Risk-Based Financial Decision

{
  "thoughts": "I'm low on cash but need to pay $150 rent. I'll mortgage Mediterranean Avenue to raise funds rather than go bankrupt.",
  "tool_name": "tool_mortgage_property",
  "parameters": {"property_id": 1}
}

Game Flow Example

Turn 15: Agent A's Strategic Sequence
🎲 Rolls dice: [4, 2] → Lands on St. Charles Place ($140)
🧠 Thinks: "This completes my orange monopoly. Strong ROI potential."
💳 Executes: tool_buy_property → TPay settlement: Agent A → Treasury $140
🏠 Result: Property ownership transferred, balance updated in real-time

Turn 16: Agent B's Response  
🎯 Lands on Agent A's St.
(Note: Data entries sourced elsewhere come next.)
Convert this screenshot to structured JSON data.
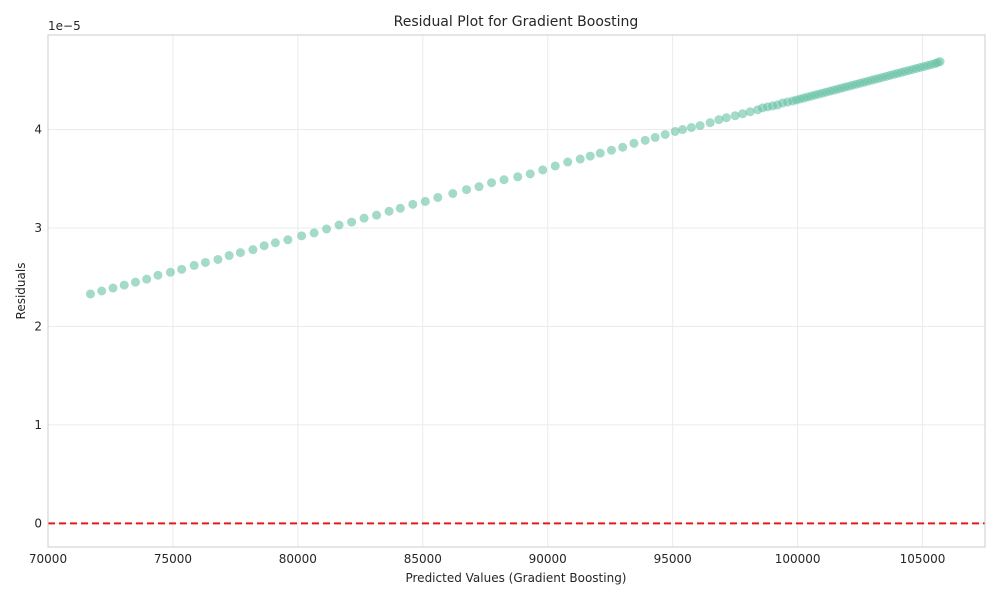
{
  "chart_data": {
    "type": "scatter",
    "title": "Residual Plot for Gradient Boosting",
    "xlabel": "Predicted Values (Gradient Boosting)",
    "ylabel": "Residuals",
    "y_offset_label": "1e−5",
    "xlim": [
      70000,
      107500
    ],
    "ylim": [
      -0.24,
      4.96
    ],
    "x_ticks": [
      70000,
      75000,
      80000,
      85000,
      90000,
      95000,
      100000,
      105000
    ],
    "x_tick_labels": [
      "70000",
      "75000",
      "80000",
      "85000",
      "90000",
      "95000",
      "100000",
      "105000"
    ],
    "y_ticks": [
      0,
      1,
      2,
      3,
      4
    ],
    "y_tick_labels": [
      "0",
      "1",
      "2",
      "3",
      "4"
    ],
    "grid": true,
    "reference_line": {
      "y": 0,
      "color": "#e41a1c",
      "style": "dashed"
    },
    "series": [
      {
        "color": "#66c2a5",
        "x": [
          71700,
          72150,
          72600,
          73050,
          73500,
          73950,
          74400,
          74900,
          75350,
          75850,
          76300,
          76800,
          77250,
          77700,
          78200,
          78650,
          79100,
          79600,
          80150,
          80650,
          81150,
          81650,
          82150,
          82650,
          83150,
          83650,
          84100,
          84600,
          85100,
          85600,
          86200,
          86750,
          87250,
          87750,
          88250,
          88800,
          89300,
          89800,
          90300,
          90800,
          91300,
          91700,
          92100,
          92550,
          93000,
          93450,
          93900,
          94300,
          94700,
          95100,
          95400,
          95750,
          96100,
          96500,
          96850,
          97150,
          97500,
          97800,
          98100,
          98400,
          98600,
          98800,
          99000,
          99200,
          99400,
          99600,
          99800,
          99950,
          100100,
          100250,
          100400,
          100550,
          100700,
          100850,
          101000,
          101150,
          101300,
          101450,
          101600,
          101750,
          101900,
          102050,
          102200,
          102350,
          102500,
          102650,
          102800,
          102950,
          103100,
          103250,
          103400,
          103550,
          103700,
          103850,
          104000,
          104150,
          104300,
          104450,
          104600,
          104750,
          104900,
          105050,
          105200,
          105350,
          105500,
          105600,
          105700
        ],
        "y": [
          2.33,
          2.36,
          2.39,
          2.42,
          2.45,
          2.48,
          2.52,
          2.55,
          2.58,
          2.62,
          2.65,
          2.68,
          2.72,
          2.75,
          2.78,
          2.82,
          2.85,
          2.88,
          2.92,
          2.95,
          2.99,
          3.03,
          3.06,
          3.1,
          3.13,
          3.17,
          3.2,
          3.24,
          3.27,
          3.31,
          3.35,
          3.39,
          3.42,
          3.46,
          3.49,
          3.52,
          3.55,
          3.59,
          3.63,
          3.67,
          3.7,
          3.73,
          3.76,
          3.79,
          3.82,
          3.86,
          3.89,
          3.92,
          3.95,
          3.98,
          4.0,
          4.02,
          4.04,
          4.07,
          4.1,
          4.12,
          4.14,
          4.16,
          4.18,
          4.2,
          4.22,
          4.23,
          4.24,
          4.25,
          4.27,
          4.28,
          4.29,
          4.3,
          4.31,
          4.32,
          4.33,
          4.34,
          4.35,
          4.36,
          4.37,
          4.38,
          4.39,
          4.4,
          4.41,
          4.42,
          4.43,
          4.44,
          4.45,
          4.46,
          4.47,
          4.48,
          4.49,
          4.5,
          4.51,
          4.52,
          4.53,
          4.54,
          4.55,
          4.56,
          4.57,
          4.58,
          4.59,
          4.6,
          4.61,
          4.62,
          4.63,
          4.64,
          4.65,
          4.66,
          4.67,
          4.68,
          4.69
        ]
      }
    ]
  }
}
Charles Place
💰 Rent due: $10 (base rate, no houses yet)
🔄 Auto-executes: TPay settlement: Agent B → Agent A $10
📊 Both agents see updated balances immediately

Available Agent Tools

The system provides a comprehensive function tools for autonomous agent operations:


Core Game Actions

  • tool_roll_dice - Initiative movement and turn progression
  • tool_end_turn - Explicit turn completion
  • tool_wait - Strategic waiting during non-active phases

Property & Asset Management

  • tool_buy_property - Purchase unowned properties with real payments
  • tool_pass_on_buying_property - Decline purchase, trigger auction
  • tool_build_house - Develop properties for increased rent
  • tool_sell_house - Liquidate developments for cash
  • tool_mortgage_property - Leverage assets for liquidity
  • tool_unmortgage_property - Restore asset with interest payments

Financial Obligations

  • tool_pay_bail - Jail release with system payment
  • tool_use_get_out_of_jail_card - Strategic card utilization
  • tool_roll_for_doubles_to_get_out_of_jail - Risk-based jail escape

Trading & Negotiations

  • tool_propose_trade - Complex multi-asset trade proposals
  • tool_accept_trade - Agreement to proposed terms
  • tool_reject_trade - Decline with optional counter-proposal trigger
  • tool_propose_counter_offer - Strategic negotiation continuation
  • tool_end_trade_negotiation - Formal negotiation termination

Crisis Management

  • tool_confirm_asset_liquidation_actions_done - Bankruptcy process completion
  • tool_resign_game - Voluntary bankruptcy declaration

Real Transaction Examples


Property Purchase Transaction

# Agent Decision
{
  "tool_name": "tool_buy_property",
  "parameters": {"property_id": 15}  # Tennessee Avenue
}

# tPay Settlement
{
  "payment_id": "pay_abc123",
  "from_agent": "agent_player_2",
  "to_agent": "treasury_account", 
  "amount": 180.0,
  "network": "solana",
  "status": "completed",
  "context": {
    ...
  }
}

Rent Collection Transaction

# Automatic rent calculation and payment
{
  "payment_id": "pay_def456", 
  "from_agent": "agent_player_1",
  "to_agent": "agent_player_2",
  "amount": 14.0,
  "reason": "Rent payment: Tennessee Avenue",
  "status": "completed"
}

Complex Trade Settlement

# Multi-asset atomic transaction
{
  "trade_id": "trade_789",
  "settlements": [
    {
      "payment_id": "pay_ghi789",
      "from_agent": "agent_player_3", 
      "to_agent": "agent_player_1",
      "amount": 250.0,
      "reason": "Trade payment"
    }
  ],
  "property_transfers": [
    {
      "property_id": 5,  # Reading Railroad
      "from_player": 3,
      "to_player": 1
    },
    {
      "property_id": 3,  # Baltic Avenue  
      "from_player": 1,
      "to_player": 3
    }
  ],
  "status": "completed"
}

Extensibility to Real-World Applications

This Monopoly demonstration showcases tPay's capability to power sophisticated autonomous financial applications:

  • Autonomous Investment Funds: AI agents managing real investment portfolios
  • Supply Chain Finance: Automated payment networks between business entities
  • Insurance Claims: AI-driven claim assessment and automatic payouts
  • Decentralized Marketplaces: Agent-to-agent commerce with complex negotiations
  • Algorithmic Trading: High-frequency autonomous trading with instant settlements


** The Agentic Monopoly demonstrates that with tPay, the future of autonomous finance isn't just possible—it's running today.**

From simple property transactions to complex multi-party negotiations, AI agents can operate sophisticated financial systems with the same reliability and oversight as traditional banking, but with the speed and programmability of blockchain technology.